Neuronized Priors for Bayesian Sparse Linear Regression

成果类型:
Article
署名作者:
Shin, Minsuk; Liu, Jun S.
署名单位:
University of South Carolina System; University of South Carolina Columbia; Harvard University
刊物名称:
JOURNAL OF THE AMERICAN STATISTICAL ASSOCIATION
ISSN/ISSBN:
0162-1459
DOI:
10.1080/01621459.2021.1876710
发表日期:
2022
页码:
1695-1710
关键词:
variable-selection GIBBS SAMPLER monte-carlo posterior concentration geometric ergodicity horseshoe estimator model selection CONVERGENCE optimization consistent
摘要:
Although Bayesian variable selection methods have been intensively studied, their routine use in practice has not caught up with their non-Bayesian counterparts such as Lasso, likely due to difficulties in both computations and flexibilities of prior choices. To ease these challenges, we propose the neuronized priors to unify and extend some popular shrinkage priors, such as Laplace, Cauchy, horseshoe, and spike-and-slab priors. A neuronized prior can be written as the product of a Gaussian weight variable and a scale variable transformed from Gaussian via an activation function.

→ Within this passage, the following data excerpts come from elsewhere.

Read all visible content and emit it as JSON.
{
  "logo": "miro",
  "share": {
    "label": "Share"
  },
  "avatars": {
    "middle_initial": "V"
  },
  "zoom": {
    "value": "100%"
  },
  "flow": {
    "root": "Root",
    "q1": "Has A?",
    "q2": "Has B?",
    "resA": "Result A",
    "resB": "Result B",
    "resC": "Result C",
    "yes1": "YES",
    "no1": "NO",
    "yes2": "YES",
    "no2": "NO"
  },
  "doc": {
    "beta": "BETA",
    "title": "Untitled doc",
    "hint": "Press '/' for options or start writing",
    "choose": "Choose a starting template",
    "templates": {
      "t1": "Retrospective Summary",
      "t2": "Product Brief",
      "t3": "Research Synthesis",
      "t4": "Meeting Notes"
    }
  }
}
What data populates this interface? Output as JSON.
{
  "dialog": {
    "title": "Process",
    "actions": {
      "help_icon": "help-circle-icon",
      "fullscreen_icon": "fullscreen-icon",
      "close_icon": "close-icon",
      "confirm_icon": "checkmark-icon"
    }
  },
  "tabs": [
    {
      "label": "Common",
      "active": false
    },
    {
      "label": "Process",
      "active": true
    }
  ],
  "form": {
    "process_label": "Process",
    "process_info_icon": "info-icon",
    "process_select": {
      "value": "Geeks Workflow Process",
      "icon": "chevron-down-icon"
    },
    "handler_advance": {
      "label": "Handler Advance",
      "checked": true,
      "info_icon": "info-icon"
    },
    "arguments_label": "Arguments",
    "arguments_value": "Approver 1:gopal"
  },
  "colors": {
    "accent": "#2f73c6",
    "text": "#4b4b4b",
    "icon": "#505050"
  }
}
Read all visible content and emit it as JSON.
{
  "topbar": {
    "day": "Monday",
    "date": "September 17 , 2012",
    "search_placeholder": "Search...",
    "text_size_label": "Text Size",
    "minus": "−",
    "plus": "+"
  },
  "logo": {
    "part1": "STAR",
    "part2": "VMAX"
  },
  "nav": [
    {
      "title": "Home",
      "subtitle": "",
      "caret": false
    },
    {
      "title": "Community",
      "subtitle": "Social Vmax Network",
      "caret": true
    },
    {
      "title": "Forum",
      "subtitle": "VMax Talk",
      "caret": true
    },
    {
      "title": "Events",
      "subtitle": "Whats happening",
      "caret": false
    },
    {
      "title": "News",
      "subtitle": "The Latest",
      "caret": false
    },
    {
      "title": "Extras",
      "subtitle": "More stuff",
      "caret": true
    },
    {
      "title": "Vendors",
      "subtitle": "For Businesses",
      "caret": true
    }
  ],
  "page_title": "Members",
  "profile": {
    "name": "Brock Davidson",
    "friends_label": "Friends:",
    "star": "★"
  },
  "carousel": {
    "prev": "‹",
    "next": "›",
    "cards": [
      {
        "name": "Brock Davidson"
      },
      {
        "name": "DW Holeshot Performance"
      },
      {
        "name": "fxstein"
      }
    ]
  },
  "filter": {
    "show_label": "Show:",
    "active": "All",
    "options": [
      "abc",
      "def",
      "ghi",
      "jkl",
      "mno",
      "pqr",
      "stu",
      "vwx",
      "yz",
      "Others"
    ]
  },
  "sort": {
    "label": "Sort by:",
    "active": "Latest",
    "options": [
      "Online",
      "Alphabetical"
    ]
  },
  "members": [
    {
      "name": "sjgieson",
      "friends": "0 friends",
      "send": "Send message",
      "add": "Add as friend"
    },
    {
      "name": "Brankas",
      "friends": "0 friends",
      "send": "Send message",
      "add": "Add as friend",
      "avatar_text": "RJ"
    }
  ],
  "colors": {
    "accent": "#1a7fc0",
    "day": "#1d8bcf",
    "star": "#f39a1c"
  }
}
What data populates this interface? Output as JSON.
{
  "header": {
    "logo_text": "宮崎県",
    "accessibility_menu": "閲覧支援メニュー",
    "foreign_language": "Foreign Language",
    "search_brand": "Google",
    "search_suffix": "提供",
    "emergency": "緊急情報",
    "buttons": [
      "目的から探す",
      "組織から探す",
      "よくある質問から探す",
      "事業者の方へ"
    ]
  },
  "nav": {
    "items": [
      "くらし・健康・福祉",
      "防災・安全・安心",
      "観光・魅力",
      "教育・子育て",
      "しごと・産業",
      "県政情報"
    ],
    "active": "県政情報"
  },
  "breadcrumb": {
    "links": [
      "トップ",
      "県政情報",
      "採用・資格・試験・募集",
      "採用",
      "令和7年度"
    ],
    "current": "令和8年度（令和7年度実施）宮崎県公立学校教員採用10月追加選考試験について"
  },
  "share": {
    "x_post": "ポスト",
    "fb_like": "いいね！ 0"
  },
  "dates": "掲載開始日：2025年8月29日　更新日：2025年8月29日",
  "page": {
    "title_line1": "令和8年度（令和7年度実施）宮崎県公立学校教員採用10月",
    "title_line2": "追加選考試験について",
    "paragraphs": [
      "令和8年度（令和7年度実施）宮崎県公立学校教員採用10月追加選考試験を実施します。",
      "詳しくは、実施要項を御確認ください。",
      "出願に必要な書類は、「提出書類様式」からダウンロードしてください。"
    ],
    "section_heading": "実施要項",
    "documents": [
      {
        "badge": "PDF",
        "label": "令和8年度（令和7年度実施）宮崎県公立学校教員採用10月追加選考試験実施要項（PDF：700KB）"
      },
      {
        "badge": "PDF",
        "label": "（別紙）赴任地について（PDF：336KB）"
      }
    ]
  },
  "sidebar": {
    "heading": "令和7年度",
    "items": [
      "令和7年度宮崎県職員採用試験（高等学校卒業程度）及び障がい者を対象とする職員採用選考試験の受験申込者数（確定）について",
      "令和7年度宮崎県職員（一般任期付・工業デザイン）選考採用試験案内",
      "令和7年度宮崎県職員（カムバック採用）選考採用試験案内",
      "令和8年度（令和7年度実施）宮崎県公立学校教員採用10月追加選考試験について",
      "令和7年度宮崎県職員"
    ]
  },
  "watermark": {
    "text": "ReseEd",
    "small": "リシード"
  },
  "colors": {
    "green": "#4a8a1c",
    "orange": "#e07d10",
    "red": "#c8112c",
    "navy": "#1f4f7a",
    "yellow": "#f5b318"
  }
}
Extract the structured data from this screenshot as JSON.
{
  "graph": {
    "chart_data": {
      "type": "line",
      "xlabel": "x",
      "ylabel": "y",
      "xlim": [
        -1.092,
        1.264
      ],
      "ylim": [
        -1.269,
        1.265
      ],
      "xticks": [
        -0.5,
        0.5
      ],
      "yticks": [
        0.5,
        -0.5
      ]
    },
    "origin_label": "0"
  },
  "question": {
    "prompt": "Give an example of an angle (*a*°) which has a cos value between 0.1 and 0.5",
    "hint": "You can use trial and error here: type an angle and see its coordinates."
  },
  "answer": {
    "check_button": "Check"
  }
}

Compared with classic spike-and-slab priors, the neuronized priors achieve the same explicit variable selection without employing any latent indicator variables, which results in both more efficient and flexible posterior sampling and more effective posterior modal estimation. Theoretically, we provide specific conditions on the neuronized formulation to achieve the optimal posterior contraction rate, and show that a broadly applicable MCMC algorithm achieves an exponentially fast convergence rate under the neuronized formulation. We also examine various simulated and real data examples and demonstrate that using the neuronization representation is computationally more or comparably efficient than its standard counterpart in all well-known cases. An R package NPrior is provided for using neuronized priors in Bayesian linear regression.